Dari peserta sebanyak itu terdiri kelompok Industri Kecil dan Menengah (KM) Bengkel, Konveksi, Furniture, Olahan ikan dan IKM Tenun,Ikat, masing-masing 20 orang.
Pada kesempatan tersebut Iskandar Syaichu mengatakan, para pengrajin atau IKM selain menguasai bidangnya juga mengetahui tentang pangsa pasar serta tanggap pada kondisi terkini. Sebentar lagi kita akan memasuki MEA (Masyarakat Ekonomi Asean).
“Produk-produk dari luar negeri tepatnya negara Asean beserta pula tenaga kerjanya akan memasuki negara kita. Kita harus betul-betul menyiapkan diri baik pada kualitas produk kita juga kemampuan dari SDM nya, diantaranya berbahasa inggris. Saat ini warga negara tetangga kita sudah belajar bahasa Indonesia. Mereka sudah menyiapkan diri bila nanti masuk ke negara kita. Dari itu marilah kita bersiap diri agar produk-produk kita tetap bisa eksis di pasaran serta kita selalu berusaha jangan sampai ketinggalan informasi,” kata politisi dari Fraksi PPP ini.
Sementara itu ditempat yang sama Ir. Roy Sianipar, MM Direktur IKM Wilayah II Kementrian Perindustrian RI, menjelaskan, pemerintah tidak akan tinggal diam dan akan terus berupaya meningkatkan kualitas SDM para pelaku IKM sehingga diharapkan bisa menghasilkan kualitas produk yang bagus dan bisa bersaing di pasaran. “Kami akan selalu berusaha untuk memberikan ilmu dan ketrampilan yang terbaik untuk para pelaku IKM. Karena dengan begitu bisa menambah wawasan serta pola pikir yang maju dan akhirnya diharapkan berani dan produknya bisa bersaing di pasaran”, tegas Roy Sianipar.
Kepala Dinas Koperasi Industri dan Perdagangan (Kopindag) Lamongan Drs.

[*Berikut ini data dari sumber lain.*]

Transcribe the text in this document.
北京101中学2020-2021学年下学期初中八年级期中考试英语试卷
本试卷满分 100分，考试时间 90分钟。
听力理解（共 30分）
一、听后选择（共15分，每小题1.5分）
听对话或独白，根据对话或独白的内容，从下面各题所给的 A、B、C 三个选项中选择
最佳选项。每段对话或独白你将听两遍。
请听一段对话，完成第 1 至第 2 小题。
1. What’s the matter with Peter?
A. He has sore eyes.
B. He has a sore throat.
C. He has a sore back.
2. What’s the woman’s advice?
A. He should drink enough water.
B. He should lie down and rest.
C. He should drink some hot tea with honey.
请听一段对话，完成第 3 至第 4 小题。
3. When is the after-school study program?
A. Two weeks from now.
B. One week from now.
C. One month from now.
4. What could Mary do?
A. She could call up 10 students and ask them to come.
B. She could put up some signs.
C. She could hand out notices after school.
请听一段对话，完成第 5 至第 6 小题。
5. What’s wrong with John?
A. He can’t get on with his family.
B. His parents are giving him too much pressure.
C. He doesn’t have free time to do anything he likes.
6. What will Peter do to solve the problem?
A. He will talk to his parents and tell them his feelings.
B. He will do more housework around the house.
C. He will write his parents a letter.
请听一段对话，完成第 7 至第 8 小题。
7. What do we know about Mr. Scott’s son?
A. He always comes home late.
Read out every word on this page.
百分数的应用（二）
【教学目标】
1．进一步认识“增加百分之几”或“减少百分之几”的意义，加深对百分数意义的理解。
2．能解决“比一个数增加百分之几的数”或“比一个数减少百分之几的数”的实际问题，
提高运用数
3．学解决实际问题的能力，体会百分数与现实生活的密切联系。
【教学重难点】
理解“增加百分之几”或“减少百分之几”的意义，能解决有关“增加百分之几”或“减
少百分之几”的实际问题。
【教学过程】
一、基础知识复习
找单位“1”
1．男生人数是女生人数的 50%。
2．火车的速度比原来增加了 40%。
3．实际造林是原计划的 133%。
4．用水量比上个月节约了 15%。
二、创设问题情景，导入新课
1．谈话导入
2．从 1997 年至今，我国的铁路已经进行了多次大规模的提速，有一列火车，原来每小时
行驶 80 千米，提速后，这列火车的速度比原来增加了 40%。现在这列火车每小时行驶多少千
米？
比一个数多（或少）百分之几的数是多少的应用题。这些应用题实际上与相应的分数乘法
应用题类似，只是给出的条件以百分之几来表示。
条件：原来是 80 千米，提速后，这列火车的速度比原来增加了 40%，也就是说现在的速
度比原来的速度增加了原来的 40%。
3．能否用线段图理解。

Gunadi, S Sos, MM menyampaikan terima kasih kepada pemerintah pusat yang tiada hentinya memberikan perhatiannya untuk kemajuan para IKM Lamongan. “Selama ini disamping kami dari Pemkab Lamongan juga terus memprogram pelatihan, study banding untuk memajukan SDM para IKM, pemerintah pusatpun secara terprogram terus memberikan pendidikan dan pelatihan. Itu menunjukkan bahwa demikian pentingnya para IKM agar bisa terus berkembang dan mampu bersaing dalam segala kondisi”, harapnya.
Untuk instruktur selain dari Kementrian Perindustrian juga para praktisi. Para peserta selain mendapat materi pembelajaran juga peralatan bekerja.